One noteworthy event occurred in March 2025, when a large trader took a $521 million short position on Bitcoin with 40x leverage. This prompted a coordinated effort from smaller traders to force the liquidation of the whale’s position. Hyperliquid’s block explorer allowed public observation of wallet positions, profitability, and liquidation prices. In this instance, the whale profited by $3.9 million.
Since its launch in 2023, Hyperliquid has drawn in over 700,000 users and facilitated a total trading volume of $2.7 trillion, according to its official statistics.
The Genesis of Hyperliquid
Founder Jeff Yan revealed in an August 2025 interview with WuBlockchain that Hyperliquid was entirely bootstrapped by a team of only 11 members. The project declined venture capital funding to prioritize delivering tangible value to users over appeasing investors.
Yan began trading crypto in 2020 and established a market-making firm, the precursor to Hyperliquid. He stated on the When Shift Happens podcast that the market-making business had reached its growth limits, prompting him to seek new avenues for expansion.
The downfall of Sam Bankman-Fried’s centralized exchange FTX, stemming from the misuse of customer deposits to offset losses at his trading firm Alameda Research, marked a pivotal moment. The exchange’s inability to honor withdrawal requests exposed its fraudulent practices, leading to Bankman-Fried’s conviction on multiple counts of fraud, money laundering, and conspiracy, and a subsequent 25-year prison sentence.
Yan explained that the FTX collapse provided a real-world demonstration of the risks associated with centralized exchanges, fostering a new level of interest in decentralized alternatives. This “light bulb moment” convinced him that the market was primed for decentralized finance.
According to Yan, the failure of FTX served as the catalyst that propelled Hyperliquid towards fully embracing the development of a decentralized exchange.
Hyperliquid’s mainnet closed alpha launched in February 2023. Within five months, it reported 4,000 users and offered trading in 28 distinct assets. The full mainnet went live in August of the same year.
Following a substantial $1.6 billion airdrop in November 2024—one of the largest in crypto history—Hyperliquid experienced dramatic growth and generated widespread discussion leading into 2025.

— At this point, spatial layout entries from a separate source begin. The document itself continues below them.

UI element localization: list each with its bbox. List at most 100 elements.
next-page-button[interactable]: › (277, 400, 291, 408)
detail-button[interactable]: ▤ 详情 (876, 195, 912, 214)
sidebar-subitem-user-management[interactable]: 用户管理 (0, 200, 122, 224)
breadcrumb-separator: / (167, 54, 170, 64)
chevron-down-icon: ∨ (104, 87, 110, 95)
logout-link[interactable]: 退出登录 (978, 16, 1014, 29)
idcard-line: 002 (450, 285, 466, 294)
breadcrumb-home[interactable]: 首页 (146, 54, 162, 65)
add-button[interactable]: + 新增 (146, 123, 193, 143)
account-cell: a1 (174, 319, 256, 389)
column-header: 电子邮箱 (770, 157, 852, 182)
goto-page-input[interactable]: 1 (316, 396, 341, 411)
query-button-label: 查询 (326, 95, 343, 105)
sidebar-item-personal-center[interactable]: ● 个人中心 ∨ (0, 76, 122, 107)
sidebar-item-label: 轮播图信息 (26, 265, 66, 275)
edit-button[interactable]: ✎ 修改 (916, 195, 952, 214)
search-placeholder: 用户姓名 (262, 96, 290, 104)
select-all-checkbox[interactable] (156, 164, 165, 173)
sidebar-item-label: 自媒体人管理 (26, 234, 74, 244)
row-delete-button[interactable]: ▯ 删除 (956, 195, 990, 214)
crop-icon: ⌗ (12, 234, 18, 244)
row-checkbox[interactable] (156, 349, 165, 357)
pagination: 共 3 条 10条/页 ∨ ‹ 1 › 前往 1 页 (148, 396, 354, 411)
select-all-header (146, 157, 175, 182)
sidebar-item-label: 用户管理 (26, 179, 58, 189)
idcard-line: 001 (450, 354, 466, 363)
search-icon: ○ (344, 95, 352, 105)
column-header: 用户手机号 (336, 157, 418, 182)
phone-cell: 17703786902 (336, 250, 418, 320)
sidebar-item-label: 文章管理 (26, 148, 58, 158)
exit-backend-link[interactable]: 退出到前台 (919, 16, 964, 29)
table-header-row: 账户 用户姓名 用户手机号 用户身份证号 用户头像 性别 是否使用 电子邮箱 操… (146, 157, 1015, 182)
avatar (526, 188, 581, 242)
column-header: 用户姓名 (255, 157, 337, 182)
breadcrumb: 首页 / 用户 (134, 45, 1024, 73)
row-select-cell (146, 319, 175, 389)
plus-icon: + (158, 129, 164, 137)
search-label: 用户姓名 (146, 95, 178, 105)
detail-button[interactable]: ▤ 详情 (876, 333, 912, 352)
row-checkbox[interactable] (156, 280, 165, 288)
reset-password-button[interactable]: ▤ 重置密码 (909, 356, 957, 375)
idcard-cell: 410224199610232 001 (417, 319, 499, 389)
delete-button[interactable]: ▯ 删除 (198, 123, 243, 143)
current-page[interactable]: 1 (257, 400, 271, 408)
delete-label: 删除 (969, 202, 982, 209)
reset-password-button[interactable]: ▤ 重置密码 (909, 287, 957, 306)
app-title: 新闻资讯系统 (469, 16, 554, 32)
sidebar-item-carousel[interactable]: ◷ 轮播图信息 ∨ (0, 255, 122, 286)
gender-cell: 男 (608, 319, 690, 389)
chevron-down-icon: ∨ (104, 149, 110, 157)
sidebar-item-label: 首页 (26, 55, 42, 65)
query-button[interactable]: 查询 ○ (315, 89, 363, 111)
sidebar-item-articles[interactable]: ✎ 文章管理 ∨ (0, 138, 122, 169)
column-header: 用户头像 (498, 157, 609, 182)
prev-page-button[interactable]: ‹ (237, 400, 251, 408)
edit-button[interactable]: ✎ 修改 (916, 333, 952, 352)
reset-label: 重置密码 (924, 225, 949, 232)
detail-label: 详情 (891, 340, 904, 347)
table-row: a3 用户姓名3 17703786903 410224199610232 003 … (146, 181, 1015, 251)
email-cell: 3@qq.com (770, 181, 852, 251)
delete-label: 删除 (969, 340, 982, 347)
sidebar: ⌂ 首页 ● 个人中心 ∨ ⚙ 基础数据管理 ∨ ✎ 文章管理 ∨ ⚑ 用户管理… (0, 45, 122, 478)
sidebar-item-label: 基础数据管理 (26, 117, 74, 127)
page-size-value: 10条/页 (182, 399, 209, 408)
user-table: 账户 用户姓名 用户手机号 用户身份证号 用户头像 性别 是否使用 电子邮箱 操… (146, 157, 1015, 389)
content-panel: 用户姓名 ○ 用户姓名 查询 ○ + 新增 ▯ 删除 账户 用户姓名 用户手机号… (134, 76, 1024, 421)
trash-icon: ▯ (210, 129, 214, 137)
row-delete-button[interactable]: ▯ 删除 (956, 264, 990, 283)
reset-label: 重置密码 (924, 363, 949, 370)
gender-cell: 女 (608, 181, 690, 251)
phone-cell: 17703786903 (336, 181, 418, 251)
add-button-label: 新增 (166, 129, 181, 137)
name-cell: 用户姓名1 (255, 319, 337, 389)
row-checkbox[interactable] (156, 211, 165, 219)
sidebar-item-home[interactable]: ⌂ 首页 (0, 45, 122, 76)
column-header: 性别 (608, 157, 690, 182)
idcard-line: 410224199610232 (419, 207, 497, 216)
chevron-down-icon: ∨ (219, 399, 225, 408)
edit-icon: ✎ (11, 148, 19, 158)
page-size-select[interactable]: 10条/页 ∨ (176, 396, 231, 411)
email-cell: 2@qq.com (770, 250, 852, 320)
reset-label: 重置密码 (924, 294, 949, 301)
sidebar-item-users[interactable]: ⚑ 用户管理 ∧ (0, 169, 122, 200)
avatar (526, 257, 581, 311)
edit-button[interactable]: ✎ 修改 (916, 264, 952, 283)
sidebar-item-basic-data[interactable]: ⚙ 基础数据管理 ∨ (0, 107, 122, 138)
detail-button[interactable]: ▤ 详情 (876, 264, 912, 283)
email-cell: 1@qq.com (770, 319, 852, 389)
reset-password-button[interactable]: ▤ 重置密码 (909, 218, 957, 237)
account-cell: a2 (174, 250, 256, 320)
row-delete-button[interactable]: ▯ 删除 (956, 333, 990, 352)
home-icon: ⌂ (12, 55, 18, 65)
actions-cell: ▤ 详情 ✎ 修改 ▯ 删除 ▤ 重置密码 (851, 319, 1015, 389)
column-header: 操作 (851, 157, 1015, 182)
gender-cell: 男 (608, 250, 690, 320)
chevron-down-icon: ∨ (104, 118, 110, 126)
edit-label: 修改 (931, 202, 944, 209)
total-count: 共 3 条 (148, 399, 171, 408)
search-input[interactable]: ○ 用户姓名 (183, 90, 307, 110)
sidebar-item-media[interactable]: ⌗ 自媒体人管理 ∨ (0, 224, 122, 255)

The platform has faced challenges as well. In December 2024, North Korean hackers targeted Hyperliquid, seeking vulnerabilities. Several months later, a significant liquidation event forced the exchange to delist a Solana-based meme coin to prevent potential losses to the Hyperliquid Foundation.

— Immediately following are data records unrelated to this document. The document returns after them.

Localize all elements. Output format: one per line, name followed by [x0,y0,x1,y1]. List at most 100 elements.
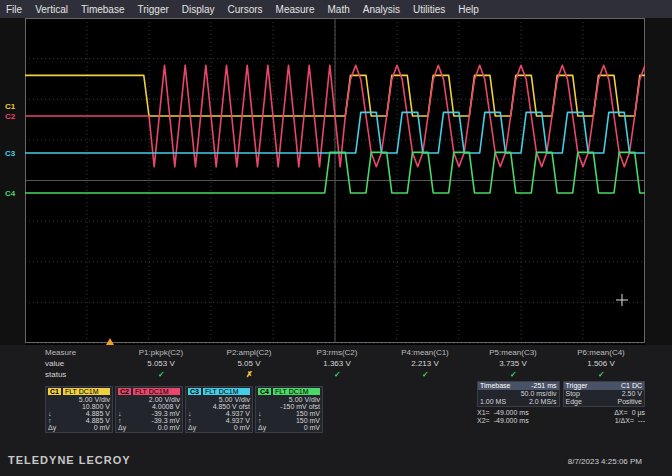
reading-value: -39.3 mV [152,417,180,424]
oscilloscope-screen: File Vertical Timebase Trigger Display Cursor… [0,0,672,476]
cursor-line: X2=-49.000 ms1/ΔX=--- [477,417,645,425]
menu-item[interactable]: Analysis [363,4,400,15]
channel-header: C3FLT DC1M [188,388,250,395]
reading-label: ↓ [118,410,122,417]
reading-label: ↑ [258,417,262,424]
cursor-label: X2= [477,417,490,425]
channel-gutter: C1C2 C3 C4 [0,18,25,345]
right-gutter [645,18,672,345]
timebase-title: Timebase [480,382,510,390]
param-value: 3.735 V [469,359,557,370]
cursor-readout: X1= -49.000 ms ΔX= 0 µsX2=-49.000 ms1/ΔX=--… [477,409,645,425]
menu-item[interactable]: Measure [276,4,315,15]
reading-value: -39.3 mV [152,410,180,417]
trigger-header: TriggerC1 DC [564,382,645,390]
vertical-scale: 5.00 V/div [188,396,250,403]
reading-label: ↓ [258,410,262,417]
reading-label: ↑ [48,417,52,424]
cursor-value: -49.000 ms [494,409,529,417]
cursor-delta-value: 0 µs [632,409,645,417]
crosshair-icon[interactable] [616,294,628,306]
channel-marker[interactable]: C1 [5,102,15,111]
param-status: ✗ [205,370,293,381]
menu-item[interactable]: Trigger [137,4,168,15]
param-name[interactable]: P2:ampl(C2) [205,348,293,359]
status-icon: ✓ [598,370,605,379]
channel-descriptor[interactable]: C2FLT DC1M2.00 V/div4.0008 V↓ -39.3 mV ↑ -3… [115,386,183,433]
menu-item[interactable]: Utilities [413,4,445,15]
menu-item[interactable]: Timebase [81,4,125,15]
display-area: C1C2 C3 C4 [0,18,672,345]
coupling-tag: FLT DC1M [63,388,110,395]
channel-tag: C3 [188,388,201,395]
cursor-reading: ↓4.885 V [48,410,110,417]
trace [25,152,645,193]
menu-item[interactable]: File [6,4,22,15]
param-status: ✓ [557,370,645,381]
trace [25,112,645,153]
param-status: ✓ [293,370,381,381]
reading-label: ↑ [118,417,122,424]
channel-marker[interactable]: C4 [5,189,15,198]
status-icon: ✓ [510,370,517,379]
vertical-scale: 2.00 V/div [118,396,180,403]
menu-item[interactable]: Math [328,4,350,15]
cursor-delta-label: ΔX= [614,409,627,417]
value-label: value [45,359,117,370]
reading-label: Δy [48,424,56,431]
param-name[interactable]: P3:rms(C2) [293,348,381,359]
reading-value: 0 mV [234,424,250,431]
trace-line [25,65,645,167]
param-name[interactable]: P4:mean(C1) [381,348,469,359]
channel-marker[interactable]: C3 [5,149,15,158]
reading-label: Δy [258,424,266,431]
timebase-value: -251 ms [531,382,556,390]
channel-marker[interactable]: C2 [5,112,15,121]
menu-item[interactable]: Vertical [35,4,68,15]
param-name[interactable]: P6:mean(C4) [557,348,645,359]
param-value: 5.05 V [205,359,293,370]
status-icon: ✓ [158,370,165,379]
vertical-scale: 5.00 V/div [48,396,110,403]
menu-item[interactable]: Display [182,4,215,15]
cursor-label: X1= [477,409,490,417]
trigger-field: Edge [566,398,582,406]
reading-value: 150 mV [296,417,320,424]
param-value: 1.363 V [293,359,381,370]
status-icon: ✓ [334,370,341,379]
cursor-reading: ↓4.937 V [188,410,250,417]
status-icon: ✗ [246,370,253,379]
cursor-reading: ↑4.885 V [48,417,110,424]
param-status: ✓ [469,370,557,381]
trigger-marker-icon[interactable] [106,338,114,345]
channel-tag: C2 [118,388,131,395]
cursor-reading: Δy 0 mV [48,424,110,431]
menu-item[interactable]: Help [458,4,479,15]
vertical-offset: 4.0008 V [118,403,180,410]
param-status: ✓ [381,370,469,381]
trigger-descriptor[interactable]: TriggerC1 DCStop2.50 VEdgePositive [563,381,646,407]
trigger-line: Stop2.50 V [564,390,645,398]
reading-label: ↓ [48,410,52,417]
channel-descriptor[interactable]: C4FLT DC1M5.00 V/div-150 mV ofst↓150 mV↑… [255,386,323,433]
reading-value: 150 mV [296,410,320,417]
reading-value: 4.937 V [226,410,250,417]
coupling-tag: FLT DC1M [133,388,180,395]
timebase-header: Timebase -251 ms [478,382,559,390]
cursor-line: X1= -49.000 ms ΔX= 0 µs [477,409,645,417]
param-name[interactable]: P1:pkpk(C2) [117,348,205,359]
channel-descriptor[interactable]: C1FLT DC1M5.00 V/div10.800 V↓4.885 V↑4.8… [45,386,113,433]
reading-value: 0 mV [304,424,320,431]
channel-header: C1FLT DC1M [48,388,110,395]
timebase-descriptor[interactable]: Timebase-251 ms50.0 ms/div1.00 MS2.0 MS/… [477,381,560,407]
reading-value: 0 mV [94,424,110,431]
menu-item[interactable]: Cursors [228,4,263,15]
status-label: status [45,370,117,381]
cursor-reading: ↑ 150 mV [258,417,320,424]
param-name[interactable]: P5:mean(C3) [469,348,557,359]
channel-descriptor[interactable]: C3FLT DC1M5.00 V/div4.850 V ofst↓4.937 V… [185,386,253,433]
trace-line [25,112,645,153]
coupling-tag: FLT DC1M [203,388,250,395]
trace [25,65,645,167]
trigger-field: 2.50 V [622,390,642,398]
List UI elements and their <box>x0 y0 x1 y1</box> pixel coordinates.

This incident sparked debate about the exchange’s management of highly leveraged positions. Gracy Chen, CEO of Bitget, a centralized exchange, suggested that the situation could lead to “FTX 2.0”.
The Road Ahead for Hyperliquid
Despite these initial hurdles, Hyperliquid has matured and become a well-established force in the cryptocurrency landscape.

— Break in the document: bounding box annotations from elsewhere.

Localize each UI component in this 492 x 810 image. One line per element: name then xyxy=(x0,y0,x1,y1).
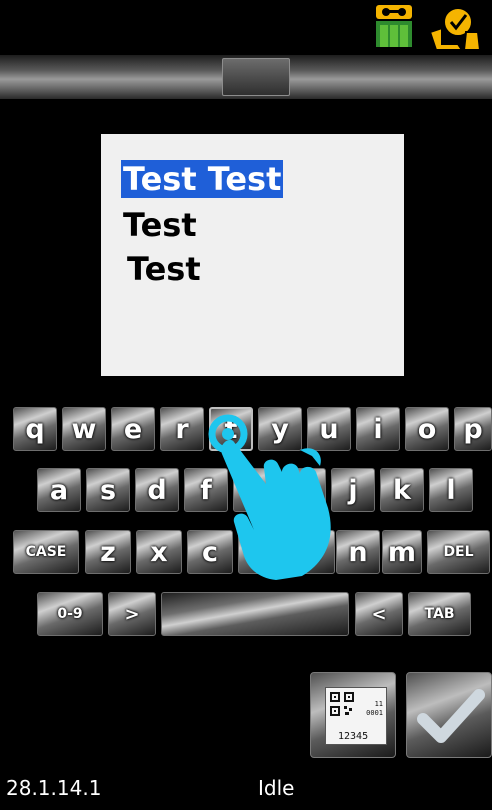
key-z[interactable]: z xyxy=(85,530,131,574)
key-u[interactable]: u xyxy=(307,407,351,451)
barcode-aux-text: 11 0001 xyxy=(366,700,383,717)
key-numeric[interactable]: 0-9 xyxy=(37,592,103,636)
key-y[interactable]: y xyxy=(258,407,302,451)
label-preview[interactable]: Test Test Test Test xyxy=(101,134,404,376)
key-p[interactable]: p xyxy=(454,407,492,451)
key-g[interactable]: g xyxy=(233,468,277,512)
qr-code-icon xyxy=(330,692,354,716)
key-n[interactable]: n xyxy=(336,530,380,574)
key-d[interactable]: d xyxy=(135,468,179,512)
firmware-version: 28.1.14.1 xyxy=(6,776,102,800)
key-j[interactable]: j xyxy=(331,468,375,512)
key-less-than[interactable]: < xyxy=(355,592,403,636)
key-tab[interactable]: TAB xyxy=(408,592,471,636)
key-f[interactable]: f xyxy=(184,468,228,512)
top-status-area xyxy=(0,0,492,55)
key-o[interactable]: o xyxy=(405,407,449,451)
tape-cassette-icon[interactable] xyxy=(375,3,413,49)
key-l[interactable]: l xyxy=(429,468,473,512)
key-i[interactable]: i xyxy=(356,407,400,451)
printer-state: Idle xyxy=(258,776,295,800)
key-greater-than[interactable]: > xyxy=(108,592,156,636)
key-s[interactable]: s xyxy=(86,468,130,512)
preview-line-2[interactable]: Test xyxy=(123,206,197,244)
checkmark-icon xyxy=(417,689,485,743)
preview-line-1-selected[interactable]: Test Test xyxy=(121,160,284,198)
barcode-icon: 11 0001 12345 xyxy=(325,687,387,745)
key-a[interactable]: a xyxy=(37,468,81,512)
key-case[interactable]: CASE xyxy=(13,530,79,574)
label-printer-icon[interactable] xyxy=(428,4,482,50)
confirm-button[interactable] xyxy=(406,672,492,758)
barcode-button[interactable]: 11 0001 12345 xyxy=(310,672,396,758)
key-space[interactable] xyxy=(161,592,349,636)
key-r[interactable]: r xyxy=(160,407,204,451)
key-delete[interactable]: DEL xyxy=(427,530,490,574)
key-m[interactable]: m xyxy=(382,530,422,574)
key-c[interactable]: c xyxy=(187,530,233,574)
barcode-number: 12345 xyxy=(338,731,369,742)
key-e[interactable]: e xyxy=(111,407,155,451)
title-bar-handle[interactable] xyxy=(222,58,290,96)
key-k[interactable]: k xyxy=(380,468,424,512)
key-v[interactable]: v xyxy=(238,530,284,574)
preview-line-3[interactable]: Test xyxy=(127,250,201,288)
key-w[interactable]: w xyxy=(62,407,106,451)
key-q[interactable]: q xyxy=(13,407,57,451)
key-x[interactable]: x xyxy=(136,530,182,574)
key-h[interactable]: h xyxy=(282,468,326,512)
key-b[interactable]: b xyxy=(289,530,335,574)
key-t[interactable]: t xyxy=(209,407,253,451)
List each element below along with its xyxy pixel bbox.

Data from DefiLlama indicates that Hyperliquid currently possesses the eighth-largest total value locked (TVL) among all layer-1 blockchains, surpassing networks such as Aptos, Avalanche, and Linea. Furthermore, DefiLlama also reports that it handles the third-highest monthly trading volume of all decentralized exchanges.
With stablecoins gaining prominence in 2025, the possibility of Hyperliquid introducing its own stablecoin has naturally become a topic of speculation.
In the WuBlockchain interview, Hyperliquid’s founder, Yan, stated that the Hyperliquid Foundation would not be launching its own stablecoin.
However, in September 2025, the foundation invited proposals for teams to create a “Hyperliquid-aligned” stablecoin, designated USDH. Numerous prominent projects, including Ethena, Paxos, and Sky, submitted proposals. Ultimately, the opportunity was awarded to Native Markets, a newly formed company. USDH is now operational, with half of its revenues allocated to a protocol-driven buyback mechanism.
Hyperliquid now faces competition from Aster, a rising decentralized exchange offering higher leverage levels and backed by Binance co-founder Changpeng “CZ” Zhao.
Currently, Hyperliquid holds a lead in token valuation and trading volume, but the long-term outcome remains uncertain.